Utilities

Power Costs in Kentucky, West Virginia Lowest in South

The U.S. Department of Energy released its annual ranking of energy costs and it showed that Kentucky has the lowest costs of electric power in the U.S. Kentucky's average cost of electricity is just over 3 cents per kilowatt-hour. The national average is 5.04 cents per kilowatt-hour. West Virginia followed Kentucky as the Southern state with the second-lowest electric power costs.

Duke/Fluor Daniel Joint Venture Powering Down

Since 1989, the partnership between Duke and Fluor Daniel has flourished in the building of new power plants. That partnership, commonly named Duke/Fluor Daniel, is being dissolved. Officials with Fluor Daniel cited the lack of demand for new power plants as the reason the joint venture is being shelved.

Duke Power Economic Development Team Ramping Up

Duke Power wasn't the only electric or gas utility that backed off economic development efforts in the face of deregulation. But it certainly is one of the first to ramp back up in the economic development game. Duke has launched a number of initiatives designed to make the utility a major economic development player in Carolina region. One initiative includes a 50 percent reduction in electric rates for qualifying companies that take one or more of Carolina's expanding list of vacant buildings. Duke has also set aside $1 million in incentives that can be used as a deal-closer for smaller economic development projects in North Carolina.

EDITORIAL

Utilities are Ramping Up -- That Means One of Your Best Southern Site Searching Friends is Back

By Mike Randle

For decades, the South's utilities were the second-most powerful economic development entities at creating jobs in the region. Some folks would argue that their utilities were more powerful than their state economic development agencies at making your deal a reality during that time. Regardless, one thing is for certain: when the prospect of deregulation -- not the passing of deregulation by state lawmakers -- swept the region in the 1990s, many economic development departments of major utilities in the South were gutted, if not dismantled altogether.

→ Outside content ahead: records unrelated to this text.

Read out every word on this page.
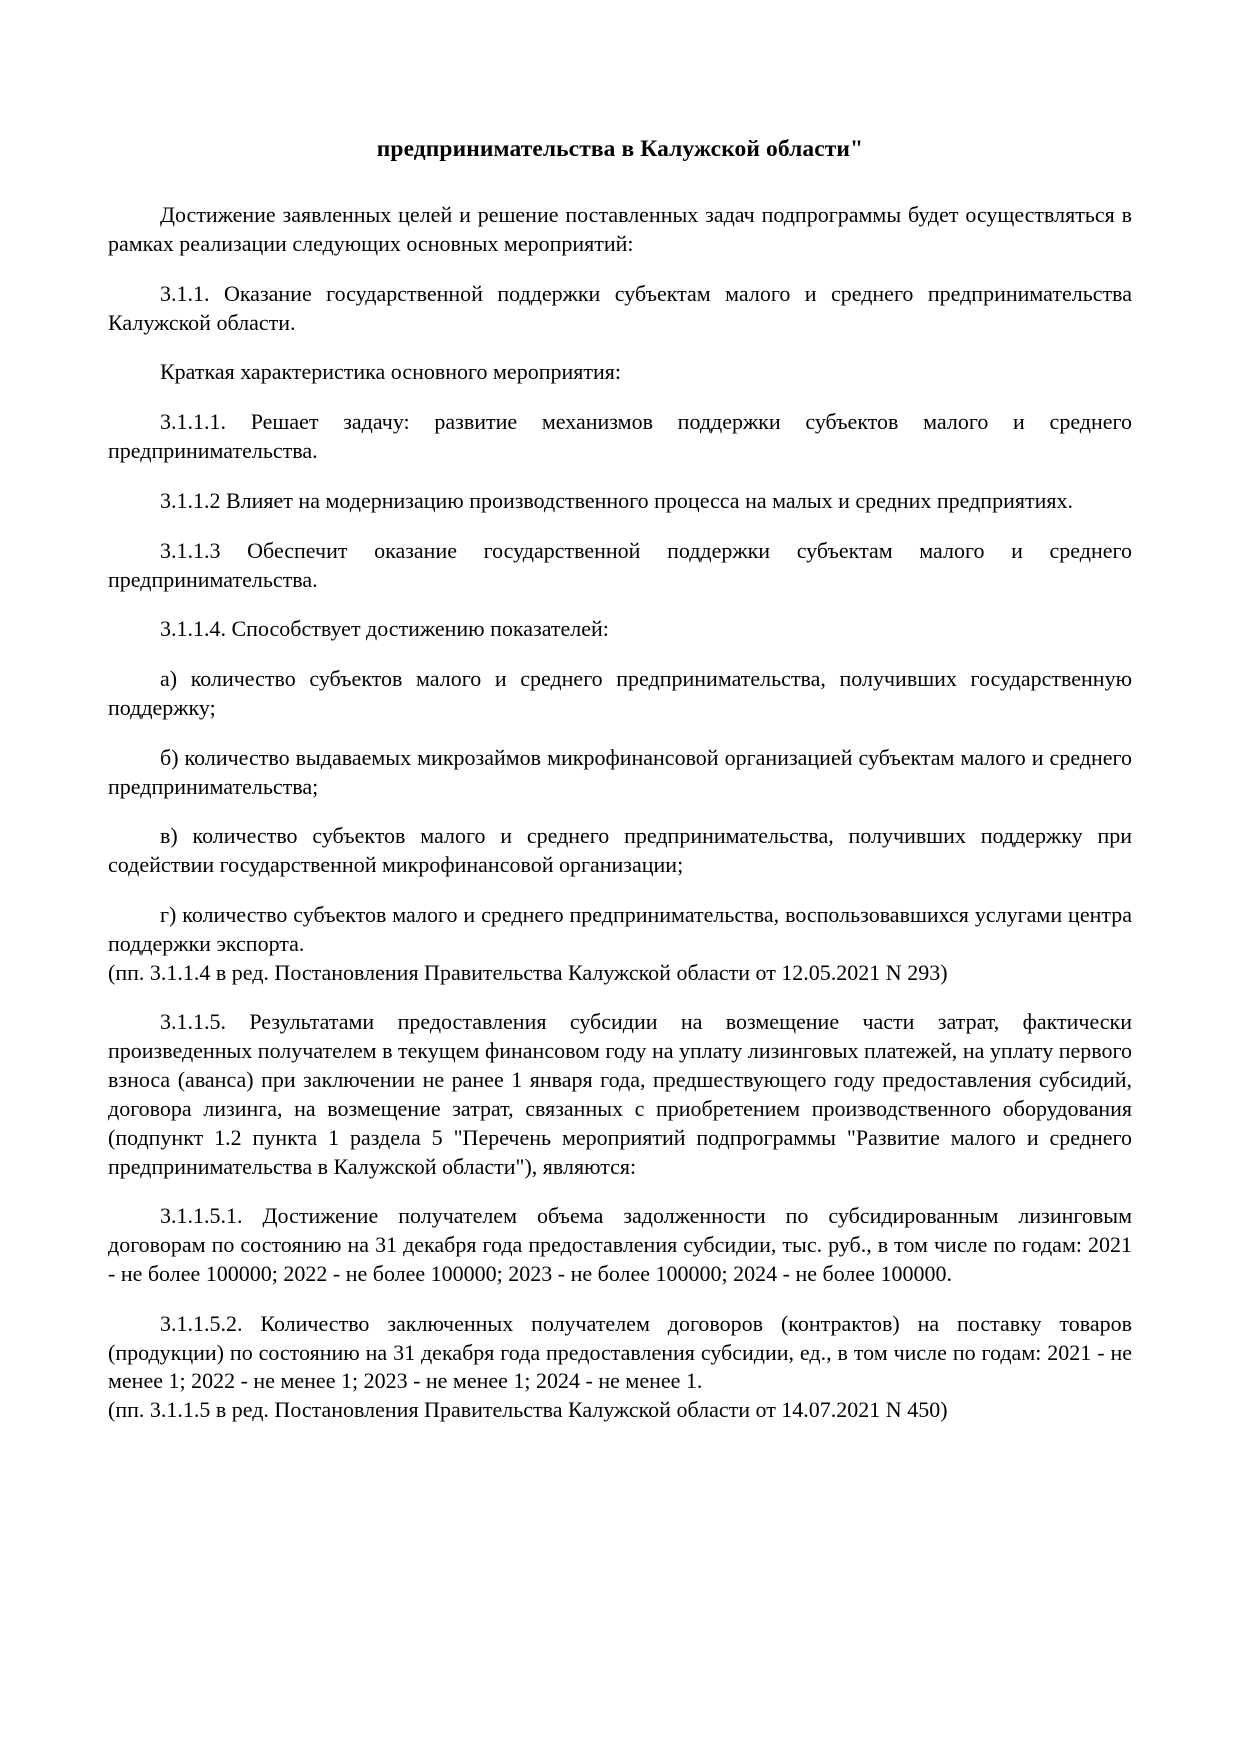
предпринимательства в Калужской области"

Достижение заявленных целей и решение поставленных задач подпрограммы будет осуществляться в рамках реализации следующих основных мероприятий:

3.1.1. Оказание государственной поддержки субъектам малого и среднего предпринимательства Калужской области.

Краткая характеристика основного мероприятия:

3.1.1.1. Решает задачу: развитие механизмов поддержки субъектов малого и среднего предпринимательства.

3.1.1.2 Влияет на модернизацию производственного процесса на малых и средних предприятиях.

3.1.1.3 Обеспечит оказание государственной поддержки субъектам малого и среднего предпринимательства.

3.1.1.4. Способствует достижению показателей:

а) количество субъектов малого и среднего предпринимательства, получивших государственную поддержку;

б) количество выдаваемых микрозаймов микрофинансовой организацией субъектам малого и среднего предпринимательства;

в) количество субъектов малого и среднего предпринимательства, получивших поддержку при содействии государственной микрофинансовой организации;

г) количество субъектов малого и среднего предпринимательства, воспользовавшихся услугами центра поддержки экспорта.

(пп. 3.1.1.4 в ред. Постановления Правительства Калужской области от 12.05.2021 N 293)

3.1.1.5. Результатами предоставления субсидии на возмещение части затрат, фактически произведенных получателем в текущем финансовом году на уплату лизинговых платежей, на уплату первого взноса (аванса) при заключении не ранее 1 января года, предшествующего году предоставления субсидий, договора лизинга, на возмещение затрат, связанных с приобретением производственного оборудования (подпункт 1.2 пункта 1 раздела 5 "Перечень мероприятий подпрограммы "Развитие малого и среднего предпринимательства в Калужской области"), являются:

3.1.1.5.1. Достижение получателем объема задолженности по субсидированным лизинговым договорам по состоянию на 31 декабря года предоставления субсидии, тыс. руб., в том числе по годам: 2021 - не более 100000; 2022 - не более 100000; 2023 - не более 100000; 2024 - не более 100000.

3.1.1.5.2. Количество заключенных получателем договоров (контрактов) на поставку товаров (продукции) по состоянию на 31 декабря года предоставления субсидии, ед., в том числе по годам: 2021 - не менее 1; 2022 - не менее 1; 2023 - не менее 1; 2024 - не менее 1.

(пп. 3.1.1.5 в ред. Постановления Правительства Калужской области от 14.07.2021 N 450)
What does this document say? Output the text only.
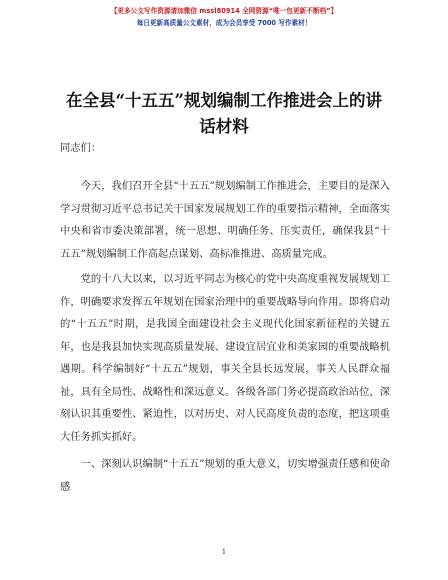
【更多公文写作资源请加微信 mssl80914 全网资源“唯一包更新不断档”】
每日更新高质量公文素材，成为会员享受 7000 写作素材！
在全县“十五五”规划编制工作推进会上的讲话材料
同志们：
今天，我们召开全县“十五五”规划编制工作推进会，主要目的是深入学习贯彻习近平总书记关于国家发展规划工作的重要指示精神，全面落实中央和省市委决策部署，统一思想、明确任务、压实责任，确保我县“十五五”规划编制工作高起点谋划、高标准推进、高质量完成。
党的十八大以来，以习近平同志为核心的党中央高度重视发展规划工作，明确要求发挥五年规划在国家治理中的重要战略导向作用。即将启动的“十五五”时期，是我国全面建设社会主义现代化国家新征程的关键五年，也是我县加快实现高质量发展、建设宜居宜业和美家园的重要战略机遇期。科学编制好“十五五”规划，事关全县长远发展，事关人民群众福祉，具有全局性、战略性和深远意义。各级各部门务必提高政治站位，深刻认识其重要性、紧迫性，以对历史、对人民高度负责的态度，把这项重大任务抓实抓好。
一、深刻认识编制“十五五”规划的重大意义，切实增强责任感和使命感
1
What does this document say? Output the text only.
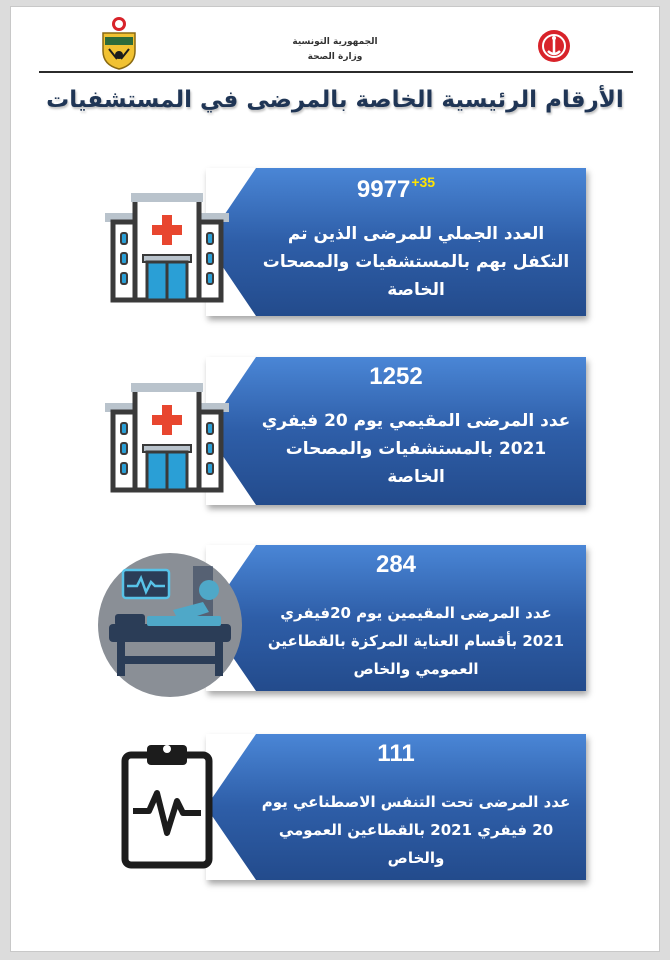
الجمهورية التونسية
وزارة الصحة
الأرقام الرئيسية الخاصة بالمرضى في المستشفيات
$9977^{+35}$
العدد الجملي للمرضى الذين تم التكفل بهم بالمستشفيات والمصحات الخاصة
1252
عدد المرضى المقيمي يوم 20 فيفري 2021 بالمستشفيات والمصحات الخاصة
284
عدد المرضى المقيمين يوم 20فيفري 2021 بأقسام العناية المركزة بالقطاعين العمومي والخاص
111
عدد المرضى تحت التنفس الاصطناعي يوم 20 فيفري 2021 بالقطاعين العمومي والخاص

Why did many of the South's utilities feel such a sense of urgency in the mid-to-late 1990s to get out of the business of treating site searchers like royalty, while never admitting or announcing that they were moving in that direction? Well, the primary reason must have centered on the assumption that under deregulation, major utilities in the South would sell their product outside of their designated territories -- or outside the state they represented -- therefore, there would no longer be allegiances to their historical territories. If that were the case, what's the utility's motivation to operate a very expensive department of economic development professionals designed to bring business to their state, when much of their product -- presumably -- would be sold out of state?

By the way, the reason utilities in the South never announced a downsizing of their economic development departments had to do with one thing: a little chance scenario where deregulation was not passed by state lawmakers in the time frame that it was supposed to pass. If you read articles on the subject and the debate surrounding it back in the mid-1990s, we were all supposed to be enjoying lower utility rates by now as a result of dereg. Uh, someone missed that deadline.

I witnessed the gutting of utility economic development departments over the years personally. I recall visiting Florida Power in 1992. There, Ed Schons showed me the first computer disc I had ever seen that was chock-full of data any site searcher would need. At the time -- pre-Internet -- it was cutting edge marketing. Schons' economic development department, I would estimate, had about 30 employees in 1992. By the end of the '90s, Schons was the only one left in the department.

The close-the-hatch mentality of utility economic development groups in the '90s wasn't exclusive to Florida Power (now Progress Energy). In fact, nearly every major utility in the South downsized their ED departments. There were some exceptions. Mississippi Power and SCANA come to mind. With dereg looming, those two continued to get their hands dirty working deals. But Southern Company cousins of Mississippi Power, such as Alabama Power and Georgia Power, reduced their departments dramatically. That's changing.

Now it's 2003 going on 2004. Interestingly, economic development departments of utilities in the South are ramping up to assist your deal like they did for decades before the prospect of dereg blew their minds. Even TVA is back in the game. The expansion of utility economic development groups is a strong indication that the prospect of deregulation has dimmed in many states in the South. That's probably a good thing for site searchers.

At any rate, it's very encouraging to see economic development departments of utilities throughout the region figure out that what they did for more than nine decades wasn't such a bad thing after all. It's also a secure feeling that the folks charged with delivering one of the most basic and important products in our daily lives -- energy -- is apparently out of entrepreneurial endeavors, something they failed at miserably in the trading sector.